U bent hier
Huis van de Europese Geschiedenis: duur en overbodig
Europarlementslid Anneleen Van Bossuyt stelt zich vragen bij de noodzaak van het nieuwe Huis van de Europese Geschiedenis, dat vandaag officieel wordt ingehuldigd. “Uiteraard willen we dat de burger de rijke Europese geschiedenis leert kennen. Maar die mogelijkheid bestaat nu ook al in het Parlamentarium, dat daar vlakbij ligt.” Van Bossuyt wijst ook op de zotte kosten voor zo’n overbodig paradepaardje: “De bouw van dit megalomane project kostte de belastingbetaler al 56 miljoen euro. Daar komen de jaarlijkse werkingskosten, die een slordige 11,5 miljoen euro bedragen, nog eens bovenop. En dan rekenen we de veiligheidsuitgaven niet eens mee. Europa moet de mensen op andere manieren overtuigen van zijn meerwaarde, zoals met een krachtdadig veiligheids- en migratiebeleid.”
Het Huis van de Europese Geschiedenis moet de kennis van de Europese geschiedenis vergroten en de nieuwsgierigheid voor het Europese project bij de burger prikkelen. Van Bossuyt steunt die doelstellingen, maar vindt dat er al voldoende plaatsen zijn waar dat kan: “Naast het Parlamentarium, dat jaarlijks 4 miljoen euro aan de burger kost, kan je in Brussel onder meer het Station Europa en het Europees Parlement bezoeken. Bovendien kan je in alle lidstaten terecht bij de informatiebureaus van het Europees Parlement en de lokale Europe Direct-voorlichtingscentra. Er zijn dus al voldoende manieren om de burger te bereiken.”

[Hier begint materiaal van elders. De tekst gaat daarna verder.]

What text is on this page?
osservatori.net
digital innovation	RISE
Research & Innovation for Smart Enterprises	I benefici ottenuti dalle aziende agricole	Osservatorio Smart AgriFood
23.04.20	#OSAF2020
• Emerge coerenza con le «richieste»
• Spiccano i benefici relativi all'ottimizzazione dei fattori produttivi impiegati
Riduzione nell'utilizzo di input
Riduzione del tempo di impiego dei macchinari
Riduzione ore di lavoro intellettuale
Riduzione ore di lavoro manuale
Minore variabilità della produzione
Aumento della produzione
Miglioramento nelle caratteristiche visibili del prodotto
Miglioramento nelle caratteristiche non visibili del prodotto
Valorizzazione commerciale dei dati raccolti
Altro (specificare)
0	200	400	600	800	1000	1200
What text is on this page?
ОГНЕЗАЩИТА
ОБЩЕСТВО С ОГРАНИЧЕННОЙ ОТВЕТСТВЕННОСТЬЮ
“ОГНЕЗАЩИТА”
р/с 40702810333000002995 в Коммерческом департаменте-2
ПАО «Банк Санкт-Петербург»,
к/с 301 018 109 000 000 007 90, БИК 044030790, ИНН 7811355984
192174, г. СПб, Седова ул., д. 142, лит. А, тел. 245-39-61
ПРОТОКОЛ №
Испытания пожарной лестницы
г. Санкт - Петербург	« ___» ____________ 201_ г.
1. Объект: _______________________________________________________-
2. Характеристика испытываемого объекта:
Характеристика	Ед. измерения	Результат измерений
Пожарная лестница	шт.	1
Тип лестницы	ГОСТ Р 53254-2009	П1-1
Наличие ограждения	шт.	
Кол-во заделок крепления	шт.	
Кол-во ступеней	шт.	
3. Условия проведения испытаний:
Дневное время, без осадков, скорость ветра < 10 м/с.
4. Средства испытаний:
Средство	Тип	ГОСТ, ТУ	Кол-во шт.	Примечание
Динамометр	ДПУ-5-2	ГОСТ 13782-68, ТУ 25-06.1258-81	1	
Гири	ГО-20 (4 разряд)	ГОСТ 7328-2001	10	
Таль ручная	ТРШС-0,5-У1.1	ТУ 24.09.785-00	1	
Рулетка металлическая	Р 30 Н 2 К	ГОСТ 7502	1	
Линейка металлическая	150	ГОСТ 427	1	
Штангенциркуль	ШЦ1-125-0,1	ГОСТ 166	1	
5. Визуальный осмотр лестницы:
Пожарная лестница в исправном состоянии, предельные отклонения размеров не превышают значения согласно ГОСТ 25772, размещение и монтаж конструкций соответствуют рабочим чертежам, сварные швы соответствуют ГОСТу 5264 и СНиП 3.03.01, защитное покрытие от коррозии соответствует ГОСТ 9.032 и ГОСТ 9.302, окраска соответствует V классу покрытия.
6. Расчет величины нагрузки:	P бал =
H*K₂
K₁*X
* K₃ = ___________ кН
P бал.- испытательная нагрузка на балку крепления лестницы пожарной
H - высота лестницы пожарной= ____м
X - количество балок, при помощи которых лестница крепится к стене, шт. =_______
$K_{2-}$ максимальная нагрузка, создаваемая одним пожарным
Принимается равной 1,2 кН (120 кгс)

Op de koop toe willen Groen en Open Vld bekijken hoe de Brusselse gemeenten financieel kunnen bijdragen aan dat nieuwe Huis. “Op die manier zou de belastingbetaler niet alleen bijdragen aan Europa via de nationale belastingen, maar ook nog eens rechtstreeks. Een vreemde situatie”, vindt Van Bossuyt.
Geen curator, maar ernstig beleid
Het Huis van de Europese Geschiedenis opent overigens een jaar later dan voorzien en had al te kampen met groeipijnen. Zo werden collectiestukken naar de verkeerde kunsthandelaar gestuurd. “Het Europees Parlement heeft duidelijk geen ervaring met het beheren van grote collecties. Dat behoort ook niet tot de kerntaken van een parlement. De mensen verwachten van het Europees Parlement geen rol als curator, maar een beleid dat ten dienste staat van de bevolking”, besluit Van Bossuyt.